Experts warn us to acknowledge the pandemic while planning spring break
LEXINGTON, Ky. (WKYT) -Many across the US head out for spring break this time of year, but experts urge us not to let our guard down as the COVID-19 pandemic continues.
Good news for people looking to get some sun, a Lexington emergency physician says travel can be done safely.
Wild parties and packed beaches are things many of us associate with spring break.
“Going against a lot of the epidemiologic practices that we want to do to prevent the spread of COVID-19,” says emergency physician Dr. Ryan Stanton.
Dr. Stanton says there may be fewer restrictions now compared to spring break last year, but he urges us to remember we’re still in the midst of a pandemic.
Dr. Stanton says travel can be done safely. He says to avoid crowded places like bars or packed restaurants. He explains the problem isn’t just about the virus spreading between spring breakers, but party-goers heading home and bringing COVID with them.
“You may be lower risk yourself but those around you, those you may have contact with, especially older family members may not be so lucky and so what we don’t want to see is a family outbreak for one week of having fun,” Dr.
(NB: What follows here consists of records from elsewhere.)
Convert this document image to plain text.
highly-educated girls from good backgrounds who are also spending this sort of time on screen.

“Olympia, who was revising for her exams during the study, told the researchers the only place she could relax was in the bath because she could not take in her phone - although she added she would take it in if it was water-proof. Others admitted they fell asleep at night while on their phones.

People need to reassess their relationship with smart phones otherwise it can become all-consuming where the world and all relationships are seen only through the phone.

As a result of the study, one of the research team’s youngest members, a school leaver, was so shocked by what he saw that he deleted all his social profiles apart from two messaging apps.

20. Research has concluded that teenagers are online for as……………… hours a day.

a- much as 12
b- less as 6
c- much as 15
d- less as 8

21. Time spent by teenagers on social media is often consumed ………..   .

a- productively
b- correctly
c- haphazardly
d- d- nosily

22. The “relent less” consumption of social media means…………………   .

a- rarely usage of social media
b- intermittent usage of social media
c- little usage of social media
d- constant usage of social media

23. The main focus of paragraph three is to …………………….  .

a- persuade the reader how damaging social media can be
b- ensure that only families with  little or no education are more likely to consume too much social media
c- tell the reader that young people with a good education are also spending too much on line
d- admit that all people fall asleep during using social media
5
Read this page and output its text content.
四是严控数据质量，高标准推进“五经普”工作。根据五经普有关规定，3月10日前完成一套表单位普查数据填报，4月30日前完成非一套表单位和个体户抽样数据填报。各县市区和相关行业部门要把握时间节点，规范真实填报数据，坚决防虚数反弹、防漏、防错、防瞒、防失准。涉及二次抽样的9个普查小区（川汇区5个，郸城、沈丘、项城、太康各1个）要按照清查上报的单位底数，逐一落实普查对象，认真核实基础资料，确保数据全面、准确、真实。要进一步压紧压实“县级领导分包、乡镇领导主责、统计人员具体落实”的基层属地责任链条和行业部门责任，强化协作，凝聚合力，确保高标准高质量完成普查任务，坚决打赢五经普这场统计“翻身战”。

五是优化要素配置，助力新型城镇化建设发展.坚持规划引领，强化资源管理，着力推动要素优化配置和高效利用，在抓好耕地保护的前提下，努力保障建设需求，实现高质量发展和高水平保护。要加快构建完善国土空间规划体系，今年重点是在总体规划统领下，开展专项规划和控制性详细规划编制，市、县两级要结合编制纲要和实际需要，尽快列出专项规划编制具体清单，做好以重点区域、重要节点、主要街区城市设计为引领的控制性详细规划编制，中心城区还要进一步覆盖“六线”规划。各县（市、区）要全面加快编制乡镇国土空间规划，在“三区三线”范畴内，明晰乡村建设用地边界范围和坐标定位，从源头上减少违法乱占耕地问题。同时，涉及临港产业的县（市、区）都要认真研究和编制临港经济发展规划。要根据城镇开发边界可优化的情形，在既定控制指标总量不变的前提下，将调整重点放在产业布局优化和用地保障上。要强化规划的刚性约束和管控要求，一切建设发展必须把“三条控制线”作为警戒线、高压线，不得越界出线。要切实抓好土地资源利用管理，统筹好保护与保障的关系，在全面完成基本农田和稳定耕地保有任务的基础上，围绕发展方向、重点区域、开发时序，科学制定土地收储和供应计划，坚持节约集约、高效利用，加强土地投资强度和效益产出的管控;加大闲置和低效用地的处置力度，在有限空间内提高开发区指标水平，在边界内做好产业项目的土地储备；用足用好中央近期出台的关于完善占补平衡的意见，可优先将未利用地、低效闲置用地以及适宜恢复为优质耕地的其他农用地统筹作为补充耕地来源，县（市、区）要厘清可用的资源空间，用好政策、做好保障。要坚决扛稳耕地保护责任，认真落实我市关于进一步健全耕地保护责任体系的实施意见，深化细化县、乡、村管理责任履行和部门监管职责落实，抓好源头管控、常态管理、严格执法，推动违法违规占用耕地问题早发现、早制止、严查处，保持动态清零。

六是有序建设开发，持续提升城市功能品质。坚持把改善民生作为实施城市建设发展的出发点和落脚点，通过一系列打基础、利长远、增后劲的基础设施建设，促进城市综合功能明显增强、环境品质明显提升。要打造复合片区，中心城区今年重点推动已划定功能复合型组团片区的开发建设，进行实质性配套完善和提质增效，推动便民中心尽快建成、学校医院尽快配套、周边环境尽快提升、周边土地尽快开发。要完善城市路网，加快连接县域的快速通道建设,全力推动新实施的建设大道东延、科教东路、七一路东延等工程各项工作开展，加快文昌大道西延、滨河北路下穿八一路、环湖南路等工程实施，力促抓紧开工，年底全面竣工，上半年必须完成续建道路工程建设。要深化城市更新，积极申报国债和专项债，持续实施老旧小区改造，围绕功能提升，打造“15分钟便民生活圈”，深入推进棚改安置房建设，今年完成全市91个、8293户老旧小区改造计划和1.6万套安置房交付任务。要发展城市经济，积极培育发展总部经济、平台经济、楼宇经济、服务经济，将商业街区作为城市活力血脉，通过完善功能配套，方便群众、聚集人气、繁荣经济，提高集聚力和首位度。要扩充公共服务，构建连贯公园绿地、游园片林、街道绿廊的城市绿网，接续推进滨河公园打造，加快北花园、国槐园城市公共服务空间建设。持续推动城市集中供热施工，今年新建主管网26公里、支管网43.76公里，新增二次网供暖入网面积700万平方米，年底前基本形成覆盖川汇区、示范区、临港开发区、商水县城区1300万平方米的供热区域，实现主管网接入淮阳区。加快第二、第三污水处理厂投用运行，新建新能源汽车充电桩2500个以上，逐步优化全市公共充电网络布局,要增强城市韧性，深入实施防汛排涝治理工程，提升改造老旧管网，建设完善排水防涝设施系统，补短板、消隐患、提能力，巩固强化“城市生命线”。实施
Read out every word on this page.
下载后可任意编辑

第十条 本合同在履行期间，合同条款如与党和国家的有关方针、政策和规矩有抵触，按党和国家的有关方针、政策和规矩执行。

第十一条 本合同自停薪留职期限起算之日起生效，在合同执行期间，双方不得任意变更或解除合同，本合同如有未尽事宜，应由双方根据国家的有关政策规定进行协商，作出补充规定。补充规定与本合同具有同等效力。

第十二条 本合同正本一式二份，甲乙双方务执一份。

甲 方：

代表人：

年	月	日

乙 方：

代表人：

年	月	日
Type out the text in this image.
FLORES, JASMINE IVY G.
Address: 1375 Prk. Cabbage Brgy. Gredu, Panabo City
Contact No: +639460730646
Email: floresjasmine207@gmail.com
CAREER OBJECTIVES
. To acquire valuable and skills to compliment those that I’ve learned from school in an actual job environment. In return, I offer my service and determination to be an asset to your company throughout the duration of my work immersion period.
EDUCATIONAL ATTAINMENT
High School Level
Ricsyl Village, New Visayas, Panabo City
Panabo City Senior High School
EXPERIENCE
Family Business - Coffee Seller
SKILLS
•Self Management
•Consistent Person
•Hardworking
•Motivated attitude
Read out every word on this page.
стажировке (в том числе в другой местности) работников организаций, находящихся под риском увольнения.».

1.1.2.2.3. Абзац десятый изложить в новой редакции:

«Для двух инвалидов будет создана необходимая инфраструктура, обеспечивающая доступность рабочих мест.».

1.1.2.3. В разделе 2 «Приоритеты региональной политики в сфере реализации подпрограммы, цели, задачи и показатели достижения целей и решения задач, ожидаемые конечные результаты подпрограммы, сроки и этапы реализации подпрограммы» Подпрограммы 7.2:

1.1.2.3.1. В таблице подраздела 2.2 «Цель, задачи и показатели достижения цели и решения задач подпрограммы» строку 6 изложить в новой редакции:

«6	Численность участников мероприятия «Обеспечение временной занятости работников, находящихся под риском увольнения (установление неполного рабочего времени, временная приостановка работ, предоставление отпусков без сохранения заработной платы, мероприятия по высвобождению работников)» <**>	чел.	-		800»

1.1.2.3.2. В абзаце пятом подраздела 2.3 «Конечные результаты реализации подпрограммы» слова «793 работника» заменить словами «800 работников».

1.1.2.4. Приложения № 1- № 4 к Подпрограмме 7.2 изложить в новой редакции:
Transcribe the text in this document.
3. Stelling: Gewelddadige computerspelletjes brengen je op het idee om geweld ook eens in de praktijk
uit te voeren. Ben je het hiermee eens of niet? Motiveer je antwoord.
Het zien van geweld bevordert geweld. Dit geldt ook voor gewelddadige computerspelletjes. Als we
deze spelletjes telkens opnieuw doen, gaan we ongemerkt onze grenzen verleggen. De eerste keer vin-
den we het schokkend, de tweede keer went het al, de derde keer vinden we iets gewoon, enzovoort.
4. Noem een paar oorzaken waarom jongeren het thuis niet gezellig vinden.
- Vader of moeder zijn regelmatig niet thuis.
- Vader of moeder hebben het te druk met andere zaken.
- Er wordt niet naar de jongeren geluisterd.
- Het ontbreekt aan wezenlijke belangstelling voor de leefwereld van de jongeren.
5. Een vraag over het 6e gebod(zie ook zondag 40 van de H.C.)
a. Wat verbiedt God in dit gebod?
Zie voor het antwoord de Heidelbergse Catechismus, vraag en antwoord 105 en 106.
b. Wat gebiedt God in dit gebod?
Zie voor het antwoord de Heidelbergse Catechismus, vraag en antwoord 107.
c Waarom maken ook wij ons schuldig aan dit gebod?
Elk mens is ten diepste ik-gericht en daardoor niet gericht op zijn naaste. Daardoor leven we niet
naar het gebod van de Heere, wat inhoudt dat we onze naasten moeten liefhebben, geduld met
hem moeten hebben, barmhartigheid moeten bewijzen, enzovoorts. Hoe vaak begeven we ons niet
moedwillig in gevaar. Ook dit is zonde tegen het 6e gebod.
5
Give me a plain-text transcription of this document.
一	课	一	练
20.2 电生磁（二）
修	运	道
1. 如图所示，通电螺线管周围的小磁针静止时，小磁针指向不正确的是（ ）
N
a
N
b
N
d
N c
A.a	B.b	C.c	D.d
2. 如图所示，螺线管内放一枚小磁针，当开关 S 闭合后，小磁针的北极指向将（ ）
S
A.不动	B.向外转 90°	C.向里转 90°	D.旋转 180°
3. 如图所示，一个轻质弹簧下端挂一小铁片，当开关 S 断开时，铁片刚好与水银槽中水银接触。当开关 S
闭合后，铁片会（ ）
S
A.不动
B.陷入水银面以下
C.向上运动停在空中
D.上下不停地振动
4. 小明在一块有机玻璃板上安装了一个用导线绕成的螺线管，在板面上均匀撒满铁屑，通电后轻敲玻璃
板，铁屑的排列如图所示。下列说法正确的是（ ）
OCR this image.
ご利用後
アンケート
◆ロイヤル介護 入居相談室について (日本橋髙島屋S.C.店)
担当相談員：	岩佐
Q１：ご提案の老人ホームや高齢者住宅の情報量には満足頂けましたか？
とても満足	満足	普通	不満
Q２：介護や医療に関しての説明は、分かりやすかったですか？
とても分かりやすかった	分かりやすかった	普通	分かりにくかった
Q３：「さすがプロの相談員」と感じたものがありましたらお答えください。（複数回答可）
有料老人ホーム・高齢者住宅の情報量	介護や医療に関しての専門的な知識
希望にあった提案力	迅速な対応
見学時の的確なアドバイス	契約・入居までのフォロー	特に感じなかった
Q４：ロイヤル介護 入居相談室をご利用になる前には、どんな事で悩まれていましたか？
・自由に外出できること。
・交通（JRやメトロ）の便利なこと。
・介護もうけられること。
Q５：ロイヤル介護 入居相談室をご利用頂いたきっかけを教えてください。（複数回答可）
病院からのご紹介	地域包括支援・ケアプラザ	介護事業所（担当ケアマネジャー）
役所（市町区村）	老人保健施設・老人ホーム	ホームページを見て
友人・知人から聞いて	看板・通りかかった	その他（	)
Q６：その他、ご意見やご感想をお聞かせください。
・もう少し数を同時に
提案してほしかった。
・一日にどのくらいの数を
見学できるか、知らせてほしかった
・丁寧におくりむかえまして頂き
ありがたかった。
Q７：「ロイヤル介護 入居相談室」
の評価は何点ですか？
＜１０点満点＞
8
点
Stanton says.
Monday during his daily briefing, Governor Andy Beshear warned Kentuckians to be responsible while traveling.
“Parents, if you’re going to take school-aged children on spring break, don’t do anything there that you wouldn’t do here,” the Governor says.
If families don’t follow protocols, the Governor recommends virtual schooling after returning.
We do have some weapons in the form of vaccinations. Dr. Stanton says many who are high risk have already had the shot, and we’ll only see that percentage go up. Still, he explains the vaccine takes weeks to become effective, meaning we shouldn’t let our guard down just yet.
“This time last year we were just heading into the tunnel and we didn’t know where it was gonna go, we didn’t know how much we had left. At least now we are on the backside and we are seeing that light with the vaccines available and the numbers trending down, and we want to continue that,” Dr. Stanton says.
Dr. Stanton says hopefully next year’s spring break will be more “normal” but he hopes we’ll keep some of the hygiene and safety measures we’ve become accustomed to. He says they’ve decreased flu and RSV cases, saving many lives.